Upon close of the merger, the Company recorded 10,000,000 shares of Series A Preferred Stock as a part of the recapitalization transaction for services previously rendered by the Company’s former Chief Executive Officer and Chairman of the Board of Directors.
As of December 31, 2019 and 2018, there were 13,000,000 shares of Series A issued and outstanding.
Series “C” Convertible Preferred Stock
On June 22, 2018, the Board of Directors approved a Certificate of Designation for Company Series C Convertible Preferred stock, which was filed with the Secretary of State of the State of Nevada on that date. The Certificate of Designations approved the creation of a new series of preferred stock consisting of 1,000,000 shares of Series C Convertible Preferred Stock par value $0.001 (“Series C Preferred Stock”) with an original issue price of $100.00 per share.

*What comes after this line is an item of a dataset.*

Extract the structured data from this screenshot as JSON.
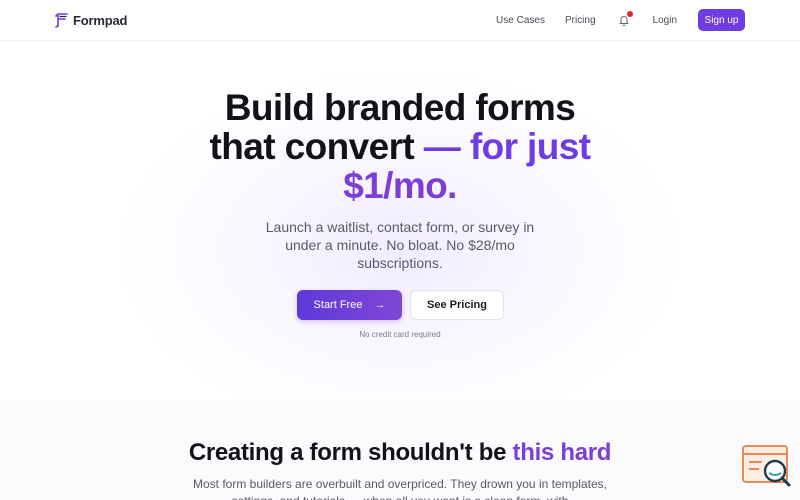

The Series “C” Preferred Stock has the following attributes:
As noted above, each share of Series C Preferred Stock is convertible into 250 shares of Company Common Stock (the same conversion rate utilized in the exchange transaction), but is only convertible on the first to occur of the following events:
On June 29, 2018, each of Kevin Brian Cox (“Cox”), the Company’s Chief Executive Officer, and Thirteen Nevada LLC (“13”) entered into separate Exchange Agreements with the Company whereby the Shareholders agreed to exchange an aggregate of 148,741,531 shares of previously issued Company Common Stock for an aggregate of 594,966 shares of newly-issued Company Series C Convertible Preferred Stock. The calculation of weighted average shares was retroactively restated in order to properly account for the above noted share exchange.
During the year ended December 31, 2018, the Company issued 48,400 shares of Series C Preferred in exchange for the conversion of a note payable of $3,000,000 and accrued interest of $24,952.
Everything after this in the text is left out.